Jacques, dans “Bleu Fuchsia”, tu racontes ta période passée à travailler au marché de Rungis. Tu rappelles être « Fier de ma race ferroviaire ». Quel regard vous portez sur cette classe prolétaire qui se met à ouvrir sa gueule en ce moment ?
Mattia – Quand tu écoutes “Existe” dans Sans Chantilly, “Novembre” dans Rien, “Satana” dans Dolziger, il y a une forme de conscience de ce rapport dominants/dominés. Il y a des gens qui bossent pour les autres, parce qu’ils n’ont pas le choix. Je ne suis pas sûr que l’on ait vraiment donné l’opportunité aux gens qui sont obligés de travailler pour les autres de faire autre chose.
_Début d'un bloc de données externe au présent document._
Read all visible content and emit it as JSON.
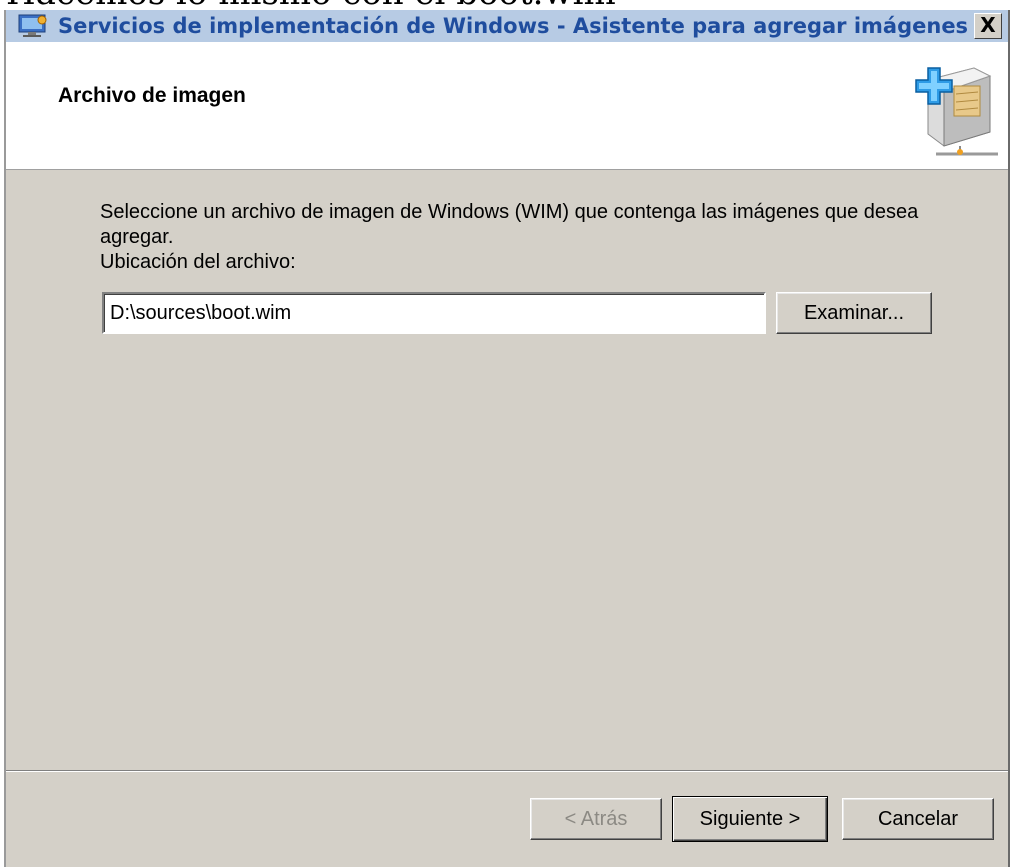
{
  "background_text": "Hacemos lo mismo con el boot.wim",
  "window": {
    "title": "Servicios de implementación de Windows - Asistente para agregar imágenes",
    "close_label": "X"
  },
  "header": {
    "title": "Archivo de imagen"
  },
  "content": {
    "instructions": "Seleccione un archivo de imagen de Windows (WIM) que contenga las imágenes que desea agregar.",
    "location_label": "Ubicación del archivo:",
    "file_path": "D:\\sources\\boot.wim",
    "browse_label": "Examinar..."
  },
  "footer": {
    "back_label": "< Atrás",
    "next_label": "Siguiente >",
    "cancel_label": "Cancelar"
  },
  "colors": {
    "dialog_bg": "#d4d0c8",
    "title_text": "#1f4d9e",
    "titlebar_bg": "#b7cbe4"
  }
}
Pouchkine n’est pas un appel à la révolte.
Odezenne
Alix – Il faudrait être aveugle et insensible pour ne pas voir les injustices. Parfois j’ai l’impression qu’on est retourné à la monarchie. Il y a de moins en moins de monde qui se partage de plus en plus de richesses. Et de plus en plus de monde qui se partage un cookie. Je me dis que toutes les revendications qu’on voit exploser dans le monde sont les prémices d’une révolution. Quand je vois que Bernard Arnaud vient encore d’augmenter sa richesse de 30 %, j’hallucine. Ça se chiffre à des sommes inimaginables. C’est comme si tu me parlais de la grandeur de l’univers. Je ne peux même pas l’appréhender.
Jacques – Et à côté de ça, il y a des gens qui ont besoin de 5 euros en plus par mois pour vivre, alors qu’ils se cassent le dos à charger des camions. C’est hardcore. Je pense qu’on se doit d’avoir une lucidité sur la question. Après, je tiens à préciser que Pouchkine n’est pas un appel à la révolte. On veut laisser aux gens la possibilité de fonder leur propre avis. On ne cherche pas à donner des leçons.